Hyperlinks cannot libel

An interesting case in the Canadian Supreme Court where they have found that merely linking to something does not create a libel.

The Supreme Court of Canada has unanimously ruled that online publications cannot be found liable for linking to defamatory material.

The decision effectively shields anyone who publishes a link, as long as the linking itself is not defamatory.

The case concerned a Vancouver businessman and political volunteer who claimed a site defamed him by linking to an libellous article.

The article with the links in question was entitled “Free Speech in Canada”.

“The internet cannot, in short, provide access to information without hyperlinks,” Justice Rosalie Abella wrote in the court’s decision.

“Limiting their usefulness by subjecting them to the traditional publication rule would have the effect of seriously restricting the flow of information and, as a result, freedom of expression.”

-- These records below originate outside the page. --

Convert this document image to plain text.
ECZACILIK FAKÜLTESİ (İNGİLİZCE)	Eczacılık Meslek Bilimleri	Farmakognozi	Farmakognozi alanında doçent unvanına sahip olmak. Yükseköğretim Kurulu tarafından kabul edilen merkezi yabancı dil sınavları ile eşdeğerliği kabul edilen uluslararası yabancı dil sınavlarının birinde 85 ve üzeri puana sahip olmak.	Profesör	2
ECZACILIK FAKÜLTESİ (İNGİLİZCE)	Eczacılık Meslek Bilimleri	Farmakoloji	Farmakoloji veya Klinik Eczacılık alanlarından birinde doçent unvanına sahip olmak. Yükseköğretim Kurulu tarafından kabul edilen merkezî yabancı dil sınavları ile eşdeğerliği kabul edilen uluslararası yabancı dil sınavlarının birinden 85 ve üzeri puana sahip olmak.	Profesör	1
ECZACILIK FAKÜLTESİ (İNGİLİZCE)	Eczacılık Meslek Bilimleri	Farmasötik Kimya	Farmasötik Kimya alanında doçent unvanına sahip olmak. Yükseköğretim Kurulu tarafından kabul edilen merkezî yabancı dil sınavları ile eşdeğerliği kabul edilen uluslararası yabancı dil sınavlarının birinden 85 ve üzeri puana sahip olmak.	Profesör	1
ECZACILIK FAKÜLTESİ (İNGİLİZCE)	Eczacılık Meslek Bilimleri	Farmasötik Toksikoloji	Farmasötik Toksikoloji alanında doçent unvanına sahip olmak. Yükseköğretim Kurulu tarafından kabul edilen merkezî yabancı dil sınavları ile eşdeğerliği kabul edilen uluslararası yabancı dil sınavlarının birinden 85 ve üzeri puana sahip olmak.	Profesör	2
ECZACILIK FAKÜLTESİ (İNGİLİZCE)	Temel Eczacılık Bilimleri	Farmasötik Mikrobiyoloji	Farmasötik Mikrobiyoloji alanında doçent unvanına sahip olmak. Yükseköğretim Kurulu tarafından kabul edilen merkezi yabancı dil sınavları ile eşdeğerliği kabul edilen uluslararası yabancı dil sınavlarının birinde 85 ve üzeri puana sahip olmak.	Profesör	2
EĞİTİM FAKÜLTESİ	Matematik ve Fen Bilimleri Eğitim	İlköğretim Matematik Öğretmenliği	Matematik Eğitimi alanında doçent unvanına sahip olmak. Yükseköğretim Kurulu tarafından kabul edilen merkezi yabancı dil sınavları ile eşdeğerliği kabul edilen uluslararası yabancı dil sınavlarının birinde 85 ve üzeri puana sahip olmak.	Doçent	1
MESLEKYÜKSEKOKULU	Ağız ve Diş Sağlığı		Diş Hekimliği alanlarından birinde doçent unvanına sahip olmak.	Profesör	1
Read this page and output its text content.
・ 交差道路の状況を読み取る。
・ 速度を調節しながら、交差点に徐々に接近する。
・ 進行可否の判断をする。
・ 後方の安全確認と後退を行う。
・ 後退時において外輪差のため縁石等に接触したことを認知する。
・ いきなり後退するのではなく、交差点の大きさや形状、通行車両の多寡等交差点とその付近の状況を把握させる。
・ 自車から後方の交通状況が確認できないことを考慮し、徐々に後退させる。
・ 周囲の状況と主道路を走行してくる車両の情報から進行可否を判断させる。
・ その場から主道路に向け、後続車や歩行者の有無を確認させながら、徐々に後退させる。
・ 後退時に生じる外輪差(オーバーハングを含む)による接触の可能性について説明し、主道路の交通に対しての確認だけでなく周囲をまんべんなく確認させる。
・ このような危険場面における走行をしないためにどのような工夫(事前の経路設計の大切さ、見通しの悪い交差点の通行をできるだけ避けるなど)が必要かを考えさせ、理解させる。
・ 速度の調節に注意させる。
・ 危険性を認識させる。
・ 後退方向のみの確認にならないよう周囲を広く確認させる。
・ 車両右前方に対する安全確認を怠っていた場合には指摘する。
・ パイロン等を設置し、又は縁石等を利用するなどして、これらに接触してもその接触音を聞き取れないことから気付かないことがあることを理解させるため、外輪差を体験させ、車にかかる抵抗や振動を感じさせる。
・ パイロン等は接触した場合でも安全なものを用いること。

This is interesting, as the logical conclusion is that if someone set up an anonymous site and published details of cases where people have name suppression and then bloggers and even the news media then provided a simple link to that site then they would not be deemed to be publishing that information.

The Supreme Court decision upheld the rulings of two lower Canadian courts, including the British Columbia Supreme Court.

Mr Crookes, the businessman, asked website owner Jon Newton to remove the links. Mr Newton refused.

The website did not reproduce any of the disputed material, nor make any comment about it, a crucial distinction of the case.

Free speech advocates and media policy researchers hailed the ruling.

“The court recognises that simply posting a link to material that may be libellous is a far cry from publishing or repeating the libel, let alone endorsing what has been said in the linked post,” Dean Jobb, a journalism professor at University of King’s College told Canada’s Globe and Mail newspaper.

In the United States, publishers who link, and have comments and other forms of third-party material posted on their websites are protected from defamation complaints by a section of a 1996 law.

  • Petal

    “This is interesting, as the logical conclusion is that if someone set up an anonymous site and published details of cases where people have name suppression and then bloggers and even the news media then provided a simple link to that site then they would not be deemed to be publishing that information”

    A long time ago, I was at the wrong end of a Crown Law opinion that linking to a site that sold DVDs that were not rated for NZ audiences, and getting referral income from this, would make me liable for prosecution.

    I neither had the deep pockets nor the appetite to test this Opinion in court, so I folded.  That issue still hangs over me should I ever return to causing a NZ citizen to purchase a DVD from overseas…  the prosecution was suspended on the basis that I would stop immediately.

    I am still not aware that there is any NZ case law that has sorted the linking-to-something issues in a way that allows people to know in advance what they are doing will be considered legal – or not.